40 GÜN AĞIR BAKIMDA, 2 AY SERVİSTE KALDI

Gülistan’ın büyük oğlu Can Berk, başından akan kanlarla yolun ortasında öylece yatıyordu. Gülistan, ‘Yardım edin, ambulans çağırın’ diye sağa sola koşuşturuyor, ne yapacağını bilemez vaziyette dolanıyor, bir taraftan da 8 yaşındaki küçücük vücuduyla kanlar içinde yatan oğlunu izliyordu. Etraftan beşerler toplanmaya başladı ki çabucak Gülistan’ın 20-30 metre ileriden yaz tatili için yanlarına çalışmaya gelen kardeşi geldi. İnsanları görünce kaldırıma oturan Gülistan’a kardeşi, “Abla yaşıyor, nefes alıyor” diye bağırdı. Bu cümleyi duyar duymaz, “Ya Rabbi sen kuru toprağa, kısımlara can verensin.
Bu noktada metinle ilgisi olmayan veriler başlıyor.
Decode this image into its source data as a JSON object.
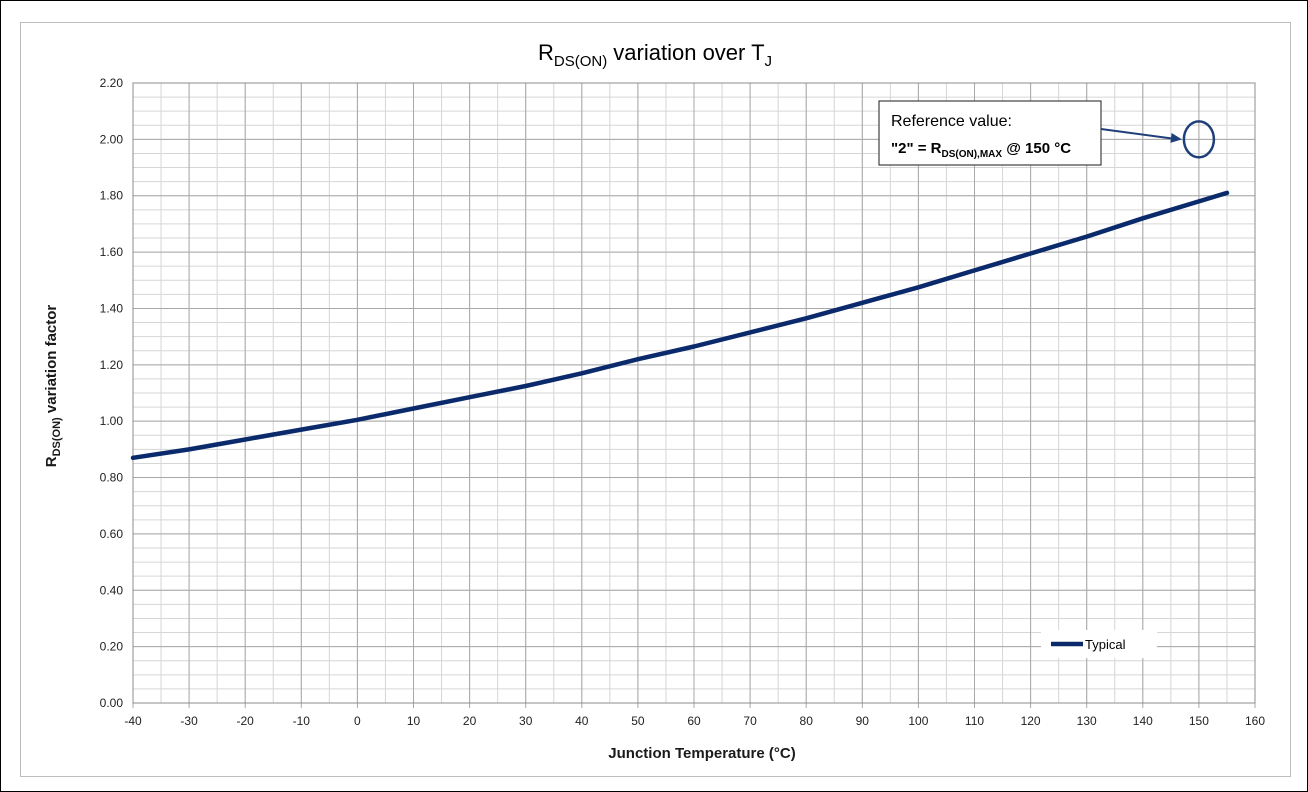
{
  "chart_data": {
    "type": "line",
    "title": {
      "main": "R",
      "sub": "DS(ON)",
      "rest": " variation over T",
      "sub2": "J"
    },
    "xlabel": "Junction Temperature (°C)",
    "ylabel": {
      "main": "R",
      "sub": "DS(ON)",
      "rest": " variation factor"
    },
    "xlim": [
      -40,
      160
    ],
    "ylim": [
      0,
      2.2
    ],
    "x_ticks": [
      "-40",
      "-30",
      "-20",
      "-10",
      "0",
      "10",
      "20",
      "30",
      "40",
      "50",
      "60",
      "70",
      "80",
      "90",
      "100",
      "110",
      "120",
      "130",
      "140",
      "150",
      "160"
    ],
    "y_ticks": [
      "0.00",
      "0.20",
      "0.40",
      "0.60",
      "0.80",
      "1.00",
      "1.20",
      "1.40",
      "1.60",
      "1.80",
      "2.00",
      "2.20"
    ],
    "grid": "major and minor",
    "series": [
      {
        "name": "Typical",
        "color": "#0b2a6b",
        "x": [
          -40,
          -30,
          -20,
          -10,
          0,
          10,
          20,
          30,
          40,
          50,
          60,
          70,
          80,
          90,
          100,
          110,
          120,
          130,
          140,
          150,
          155
        ],
        "y": [
          0.87,
          0.9,
          0.935,
          0.97,
          1.005,
          1.045,
          1.085,
          1.125,
          1.17,
          1.22,
          1.265,
          1.315,
          1.365,
          1.42,
          1.475,
          1.535,
          1.595,
          1.655,
          1.72,
          1.78,
          1.81
        ]
      }
    ],
    "legend": {
      "position": "bottom-right"
    },
    "annotation": {
      "line1": "Reference value:",
      "line2_prefix": "\"2\" = R",
      "line2_sub": "DS(ON),MAX",
      "line2_suffix": " @ 150 °C",
      "target": {
        "x": 150,
        "y": 2.0
      }
    }
  }
}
Evladıma şifa ver, onu ayağa kaldır” diye dua etmeye başladı. 40 gün ağır bakımda, 2 ay serviste kalan Can Berk’in bedeninde çizik dahi yoktu lakin başının sol tarafındaki 12 santimlik alan parçalanmıştı. Parçalanan kemikler beyne de battığı için temizleyebilmek hedefiyle beynin bir kısmı da alındı. Bu nedenle oğlunun durumu hastaneden çıktığında yenidoğan bebekten bile daha berbattı.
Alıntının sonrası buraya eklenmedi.